Methods: We conducted a pilot study (n = 51), with 11 samples for phenotypes A, C and D, 10 samples for phenotype B and 8 samples for the control group. The laboratory methods performed were miRNA isolation, complementary DNA (cDNA) synthesis and quantitative real-time PCR (qPCR) with kits from Qiagen. We used Uni Sp 2/4/5/6 as exogenous controls, and we normalized with the mean of miR-484 and snu6 as endogenous control. After verifying the normal distribution and homogeneity of variances, one-way-ANOVA or a non-parametric Kruskal-Wallis test was performed, followed by Dunnet and Tukey post-hoc tests. The potential diagnostic value for discriminating a specific PCOS phenotype was calculated using area under the curve (AUC) and a receiver-operating characteristic (ROC) analysis. Using TargetScanHuman 8.0 we identified potential target genes of differentially expressed miRNAs.
Results: Women affected by PCOS exhibited significantly higher hormone levels, increased hirsutism scores and distinct hormone profiles across phenotypes. MiR-23a-3p and miR-424-5p showed altered expression in PCOS phenotypes, indicating a potential for differentiating between phenotypes. MiR-93-5p displayed lower expression in PCOS compared with control group, suggesting a potential marker to discriminate PCOS status.
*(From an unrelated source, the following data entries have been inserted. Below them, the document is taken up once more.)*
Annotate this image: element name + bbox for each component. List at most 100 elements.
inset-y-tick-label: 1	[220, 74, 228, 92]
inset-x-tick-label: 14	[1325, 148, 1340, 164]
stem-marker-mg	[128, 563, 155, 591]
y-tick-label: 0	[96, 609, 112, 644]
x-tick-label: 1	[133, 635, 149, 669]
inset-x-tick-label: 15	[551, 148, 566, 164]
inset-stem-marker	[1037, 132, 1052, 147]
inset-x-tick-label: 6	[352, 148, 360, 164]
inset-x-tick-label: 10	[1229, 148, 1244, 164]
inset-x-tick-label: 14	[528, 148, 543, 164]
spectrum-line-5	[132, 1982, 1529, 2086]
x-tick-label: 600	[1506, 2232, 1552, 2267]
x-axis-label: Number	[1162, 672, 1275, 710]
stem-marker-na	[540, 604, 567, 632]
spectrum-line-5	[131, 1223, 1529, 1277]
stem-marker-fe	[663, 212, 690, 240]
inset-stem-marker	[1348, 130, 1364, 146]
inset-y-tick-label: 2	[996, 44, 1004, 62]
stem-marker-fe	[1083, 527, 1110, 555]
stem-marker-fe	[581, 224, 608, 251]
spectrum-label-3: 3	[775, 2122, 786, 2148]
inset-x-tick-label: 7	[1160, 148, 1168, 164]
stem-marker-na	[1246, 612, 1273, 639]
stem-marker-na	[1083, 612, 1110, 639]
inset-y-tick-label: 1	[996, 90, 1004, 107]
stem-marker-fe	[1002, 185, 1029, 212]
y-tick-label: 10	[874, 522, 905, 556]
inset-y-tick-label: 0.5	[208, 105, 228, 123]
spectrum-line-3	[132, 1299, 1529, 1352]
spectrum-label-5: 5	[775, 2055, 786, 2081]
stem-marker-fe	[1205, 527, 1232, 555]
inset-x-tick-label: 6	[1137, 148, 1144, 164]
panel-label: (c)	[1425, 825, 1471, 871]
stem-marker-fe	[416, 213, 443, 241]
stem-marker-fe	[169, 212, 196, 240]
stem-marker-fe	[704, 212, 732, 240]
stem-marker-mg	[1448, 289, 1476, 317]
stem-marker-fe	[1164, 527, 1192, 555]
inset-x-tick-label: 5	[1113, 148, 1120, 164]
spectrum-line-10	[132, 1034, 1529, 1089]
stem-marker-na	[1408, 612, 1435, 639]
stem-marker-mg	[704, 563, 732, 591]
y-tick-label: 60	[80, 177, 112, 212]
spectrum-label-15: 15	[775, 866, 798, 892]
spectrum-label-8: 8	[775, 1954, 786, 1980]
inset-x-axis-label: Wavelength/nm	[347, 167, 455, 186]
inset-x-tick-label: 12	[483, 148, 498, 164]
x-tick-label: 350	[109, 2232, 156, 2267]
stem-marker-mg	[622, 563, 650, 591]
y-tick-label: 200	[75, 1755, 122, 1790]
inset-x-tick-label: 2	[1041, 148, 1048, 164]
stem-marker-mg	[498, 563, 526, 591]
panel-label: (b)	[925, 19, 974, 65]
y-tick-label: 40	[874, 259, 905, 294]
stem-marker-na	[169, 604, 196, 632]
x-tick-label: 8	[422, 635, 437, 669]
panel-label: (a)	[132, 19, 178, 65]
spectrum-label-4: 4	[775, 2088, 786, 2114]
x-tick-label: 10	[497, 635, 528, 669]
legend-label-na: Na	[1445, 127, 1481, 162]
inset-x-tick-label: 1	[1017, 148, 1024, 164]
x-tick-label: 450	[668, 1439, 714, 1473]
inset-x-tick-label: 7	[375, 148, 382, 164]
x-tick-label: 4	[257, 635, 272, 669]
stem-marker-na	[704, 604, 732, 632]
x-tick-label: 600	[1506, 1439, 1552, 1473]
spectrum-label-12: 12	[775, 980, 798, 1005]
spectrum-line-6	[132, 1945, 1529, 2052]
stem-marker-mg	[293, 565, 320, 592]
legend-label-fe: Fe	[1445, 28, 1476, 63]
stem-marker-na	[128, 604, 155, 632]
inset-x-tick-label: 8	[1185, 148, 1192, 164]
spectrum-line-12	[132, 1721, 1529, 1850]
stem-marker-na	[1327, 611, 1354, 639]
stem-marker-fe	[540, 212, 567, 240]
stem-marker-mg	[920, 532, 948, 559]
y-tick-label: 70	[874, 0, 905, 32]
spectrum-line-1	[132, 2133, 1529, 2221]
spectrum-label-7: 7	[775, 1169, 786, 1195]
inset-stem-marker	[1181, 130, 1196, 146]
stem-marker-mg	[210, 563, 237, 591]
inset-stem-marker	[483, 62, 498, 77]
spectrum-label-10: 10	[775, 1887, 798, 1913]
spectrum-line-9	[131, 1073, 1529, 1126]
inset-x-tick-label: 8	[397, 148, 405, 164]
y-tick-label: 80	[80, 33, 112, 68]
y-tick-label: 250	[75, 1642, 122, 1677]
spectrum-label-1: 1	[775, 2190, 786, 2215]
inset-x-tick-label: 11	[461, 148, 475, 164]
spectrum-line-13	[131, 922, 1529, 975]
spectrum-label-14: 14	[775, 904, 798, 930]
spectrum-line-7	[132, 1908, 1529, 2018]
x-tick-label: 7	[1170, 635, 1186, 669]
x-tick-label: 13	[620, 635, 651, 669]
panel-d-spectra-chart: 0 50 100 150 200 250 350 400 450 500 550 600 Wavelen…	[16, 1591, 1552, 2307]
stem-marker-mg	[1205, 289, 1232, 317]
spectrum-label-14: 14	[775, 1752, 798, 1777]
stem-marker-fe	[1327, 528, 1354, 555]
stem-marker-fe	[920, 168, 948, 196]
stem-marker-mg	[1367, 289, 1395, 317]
Discussion: Understanding the differential hormone and miRNA profiles across various PCOS phenotypes could pave the way for personalized treatments for specific imbalances or pathways associated with each phenotype. The identified miRNAs, such as miR-23a-3p and miR-424-5p, hold promise as potential biomarkers for distinguishing between specific PCOS phenotypes. These findings can contribute to a deeper understanding of the heterogeneity of PCOS, influencing future research and potentially improving diagnostic and treatment strategies for women affected by PCOS. More research in larger cohorts is important to reevaluate our findings and its clinical implication for affected women.